Last night, I was watching the Colbert Report, with guest Tom Hanks (the ever lovable, funny, gracious and smart!). Throughout the interview, Mr. Hanks repeated what I know to be parts of a James Cagney quote on acting: “Hit your mark and tell the truth.”
Maybe because I am so close to hearing that writing bell ding, I found those words very affecting. Romance writing has marks–emotional marks, excitement/pacing marks, sensual marks, and, of course, the biggest mark of all–the happily ever after.
It’s easy to get so caught up in hitting each of those marks that you forget the second part: tell the truth. Yes, it’s fiction. Yes, it’s romance. Perhaps it even has a highly improbable plot. Tell the Truth, no matter what, still applies.
I try, when I write, to be present in the body of my POV character. That means experiencing the physical manifestations of her emotional experience. It means seeing the room she’s in as clearly as possible and picking up on the little details. It means feeling the heat off her lovers body and feeling the excitement & fear that drives their first encounter. That’s what I call telling the truth.

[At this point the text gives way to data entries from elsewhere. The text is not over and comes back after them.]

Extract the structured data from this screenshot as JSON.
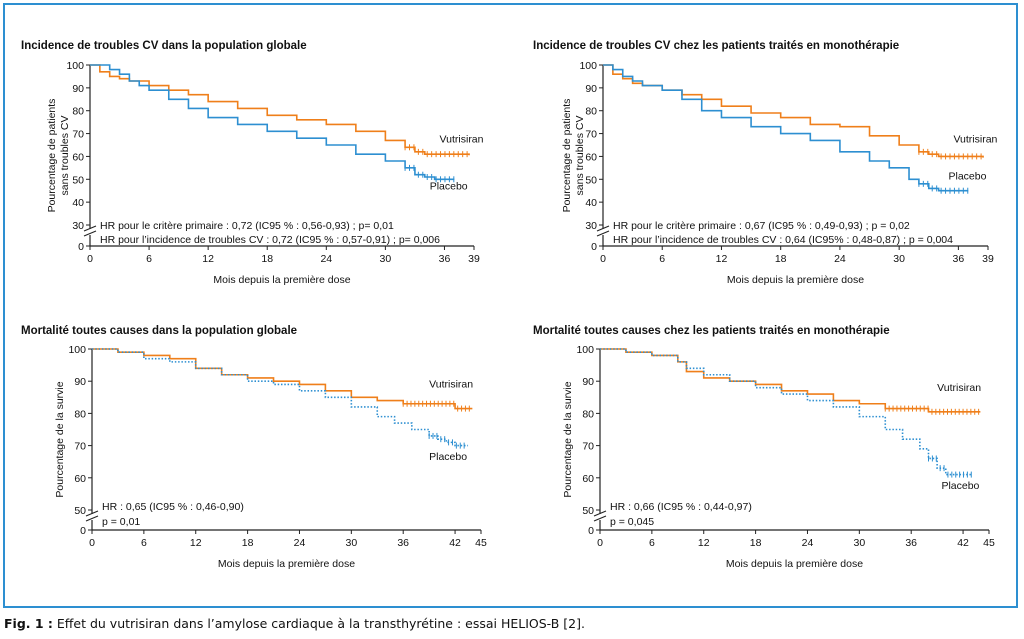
{
  "caption": {
    "label": "Fig. 1 :",
    "text": " Effet du vutrisiran dans l’amylose cardiaque à la transthyrétine : essai HELIOS-B [2]."
  },
  "colors": {
    "vutrisiran": "#ef7f1a",
    "placebo": "#2d8fd1",
    "axis": "#222222",
    "frame": "#2d8fd1"
  },
  "chart_data": [
    {
      "type": "line",
      "title": "Incidence de troubles CV dans la population globale",
      "xlabel": "Mois depuis la première dose",
      "ylabel_lines": [
        "Pourcentage de patients",
        "sans troubles CV"
      ],
      "xticks": [
        0,
        6,
        12,
        18,
        24,
        30,
        36,
        39
      ],
      "yticks": [
        0,
        30,
        40,
        50,
        60,
        70,
        80,
        90,
        100
      ],
      "xlim": [
        0,
        39
      ],
      "ylim": [
        0,
        100
      ],
      "axis_break": true,
      "annotations": [
        "HR pour le critère primaire : 0,72 (IC95 % : 0,56-0,93) ; p= 0,01",
        "HR pour l’incidence de troubles CV : 0,72 (IC95 % : 0,57-0,91) ; p= 0,006"
      ],
      "series": [
        {
          "name": "Vutrisiran",
          "style": "solid",
          "x": [
            0,
            1,
            2,
            3,
            4,
            6,
            8,
            10,
            12,
            15,
            18,
            21,
            24,
            27,
            30,
            32,
            33,
            34,
            36,
            38.5
          ],
          "y": [
            100,
            97,
            95,
            94,
            93,
            91,
            89,
            87,
            84,
            81,
            78,
            76,
            74,
            71,
            67,
            64,
            62,
            61,
            61,
            60.5
          ]
        },
        {
          "name": "Placebo",
          "style": "solid",
          "x": [
            0,
            2,
            3,
            4,
            5,
            6,
            8,
            10,
            12,
            15,
            18,
            21,
            24,
            27,
            30,
            32,
            33,
            34,
            35,
            37
          ],
          "y": [
            100,
            98,
            96,
            93,
            91,
            89,
            85,
            81,
            77,
            74,
            71,
            68,
            65,
            61,
            58,
            55,
            52,
            51,
            50,
            50
          ]
        }
      ],
      "series_labels": [
        {
          "text": "Vutrisiran",
          "x": 35.5,
          "y": 66
        },
        {
          "text": "Placebo",
          "x": 34.5,
          "y": 45.5
        }
      ]
    },
    {
      "type": "line",
      "title": "Incidence de troubles CV chez les patients traités en monothérapie",
      "xlabel": "Mois depuis la première dose",
      "ylabel_lines": [
        "Pourcentage de patients",
        "sans troubles CV"
      ],
      "xticks": [
        0,
        6,
        12,
        18,
        24,
        30,
        36,
        39
      ],
      "yticks": [
        0,
        30,
        40,
        50,
        60,
        70,
        80,
        90,
        100
      ],
      "xlim": [
        0,
        39
      ],
      "ylim": [
        0,
        100
      ],
      "axis_break": true,
      "annotations": [
        "HR pour le critère primaire : 0,67 (IC95 % : 0,49-0,93) ; p = 0,02",
        "HR pour l’incidence de troubles CV : 0,64 (IC95% : 0,48-0,87) ; p = 0,004"
      ],
      "series": [
        {
          "name": "Vutrisiran",
          "style": "solid",
          "x": [
            0,
            1,
            2,
            3,
            4,
            6,
            8,
            10,
            12,
            15,
            18,
            21,
            24,
            27,
            30,
            32,
            33,
            34,
            36,
            38.5
          ],
          "y": [
            100,
            96,
            94,
            92,
            91,
            89,
            87,
            85,
            82,
            79,
            77,
            74,
            73,
            69,
            65,
            62,
            61,
            60,
            60,
            59.5
          ]
        },
        {
          "name": "Placebo",
          "style": "solid",
          "x": [
            0,
            1,
            2,
            3,
            4,
            6,
            8,
            10,
            12,
            15,
            18,
            21,
            24,
            27,
            29,
            31,
            32,
            33,
            34,
            35,
            37
          ],
          "y": [
            100,
            98,
            95,
            93,
            91,
            89,
            85,
            80,
            77,
            73,
            70,
            67,
            62,
            58,
            55,
            50,
            48,
            46,
            45,
            45,
            45
          ]
        }
      ],
      "series_labels": [
        {
          "text": "Vutrisiran",
          "x": 35.5,
          "y": 66
        },
        {
          "text": "Placebo",
          "x": 35,
          "y": 50
        }
      ]
    },
    {
      "type": "line",
      "title": "Mortalité toutes causes dans la population globale",
      "xlabel": "Mois depuis la première dose",
      "ylabel_lines": [
        "Pourcentage de la survie"
      ],
      "xticks": [
        0,
        6,
        12,
        18,
        24,
        30,
        36,
        42,
        45
      ],
      "yticks": [
        0,
        50,
        60,
        70,
        80,
        90,
        100
      ],
      "xlim": [
        0,
        45
      ],
      "ylim": [
        0,
        100
      ],
      "axis_break": true,
      "annotations": [
        "HR : 0,65 (IC95 % : 0,46-0,90)",
        "p = 0,01"
      ],
      "series": [
        {
          "name": "Vutrisiran",
          "style": "solid",
          "x": [
            0,
            3,
            6,
            9,
            12,
            15,
            18,
            21,
            24,
            27,
            30,
            33,
            36,
            39,
            41,
            42,
            44
          ],
          "y": [
            100,
            99,
            98,
            97,
            94,
            92,
            91,
            90,
            89,
            87,
            85,
            84,
            83,
            83,
            83,
            81.5,
            81.5
          ]
        },
        {
          "name": "Placebo",
          "style": "dotted",
          "x": [
            0,
            3,
            6,
            9,
            12,
            15,
            18,
            21,
            24,
            27,
            30,
            33,
            35,
            37,
            39,
            40,
            41,
            42,
            43.5
          ],
          "y": [
            100,
            99,
            97,
            96,
            94,
            92,
            90,
            89,
            87,
            85,
            82,
            79,
            77,
            75,
            73,
            72,
            71,
            70,
            70
          ]
        }
      ],
      "series_labels": [
        {
          "text": "Vutrisiran",
          "x": 39,
          "y": 88
        },
        {
          "text": "Placebo",
          "x": 39,
          "y": 65.5
        }
      ]
    },
    {
      "type": "line",
      "title": "Mortalité toutes causes chez les patients traités en monothérapie",
      "xlabel": "Mois depuis la première dose",
      "ylabel_lines": [
        "Pourcentage de la survie"
      ],
      "xticks": [
        0,
        6,
        12,
        18,
        24,
        30,
        36,
        42,
        45
      ],
      "yticks": [
        0,
        50,
        60,
        70,
        80,
        90,
        100
      ],
      "xlim": [
        0,
        45
      ],
      "ylim": [
        0,
        100
      ],
      "axis_break": true,
      "annotations": [
        "HR : 0,66 (IC95 % : 0,44-0,97)",
        "p = 0,045"
      ],
      "series": [
        {
          "name": "Vutrisiran",
          "style": "solid",
          "x": [
            0,
            3,
            6,
            9,
            10,
            12,
            15,
            18,
            21,
            24,
            27,
            30,
            33,
            36,
            38,
            40,
            44
          ],
          "y": [
            100,
            99,
            98,
            96,
            93,
            91,
            90,
            89,
            87,
            86,
            84,
            83,
            81.5,
            81.5,
            80.5,
            80.5,
            80.5
          ]
        },
        {
          "name": "Placebo",
          "style": "dotted",
          "x": [
            0,
            3,
            6,
            9,
            10,
            12,
            15,
            18,
            21,
            24,
            27,
            30,
            33,
            35,
            37,
            38,
            39,
            40,
            41,
            43
          ],
          "y": [
            100,
            99,
            98,
            96,
            94,
            92,
            90,
            88,
            86,
            84,
            82,
            79,
            75,
            72,
            69,
            66,
            63,
            61,
            61,
            61
          ]
        }
      ],
      "series_labels": [
        {
          "text": "Vutrisiran",
          "x": 39,
          "y": 87
        },
        {
          "text": "Placebo",
          "x": 39.5,
          "y": 56.5
        }
      ]
    }
  ]
}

“Almost there” aches. I received so many requests for Lady Vicious, I hoped I would get an offer. However, something must have been missing because an offer never materialized. Deep down, I knew something was missing. I got caught up in plot and lost the thread of truth. After I finish another manuscript, I’ve no doubt I will be able to fix Lady Vicious, but for now it’s time to move on.
For Devil’s Heartache, I’m going to concentrate on Mr. Hanks’ advice. I know the marks I need to hit. I will tell the truth. Hopefully, I’ll make this next manuscript a living, breathing entity. Hit your mark, tell the truth.
I’ve been waiting for something wonderful to happen before starting a blog, however this past weekend at the NJRW Romance conference I realized that wonderful things have been happening along along, only I failed to notice them. No, I don’t yet have an agent or a book contract, but over the past few years I have made truly supportive writing friends, I’ve had several requests for partials and fulls, I finished the damn book, and I’m working on the next with far less angst than the first.
In the Artist’s Way, Julie Cameron says that creativity is the drudgery of small simple steps in the right direction (I think I remember that correctly anyway). For me it was a Herculean effort just to take my dream seriously. Now, I act every day as if it were already true and that IS something wonderful.
This picture was taken this weekend at NJRW. I’m with my on-line friends from The Beau Monde–Janet Mullany, Sally MacKenzie, Miranda Neville and Pam Rosenthal (I’m the one with the glasses in the back). When I look at it I can see proof of how much this journey has already given me.
Publishing is a subjective business with a steep learning curve. However, the Romance writing community is one of the most open, supportive, sharing communities I have ever experienced. Just being a part of it is something to celebrate while I prepare for that lighting strike of perfect-dramatic-conflict inspiration (and the thunder of acceptance to follow).
I hope to share details of my journey and hope to connect to my writing friends here and perhaps make some more.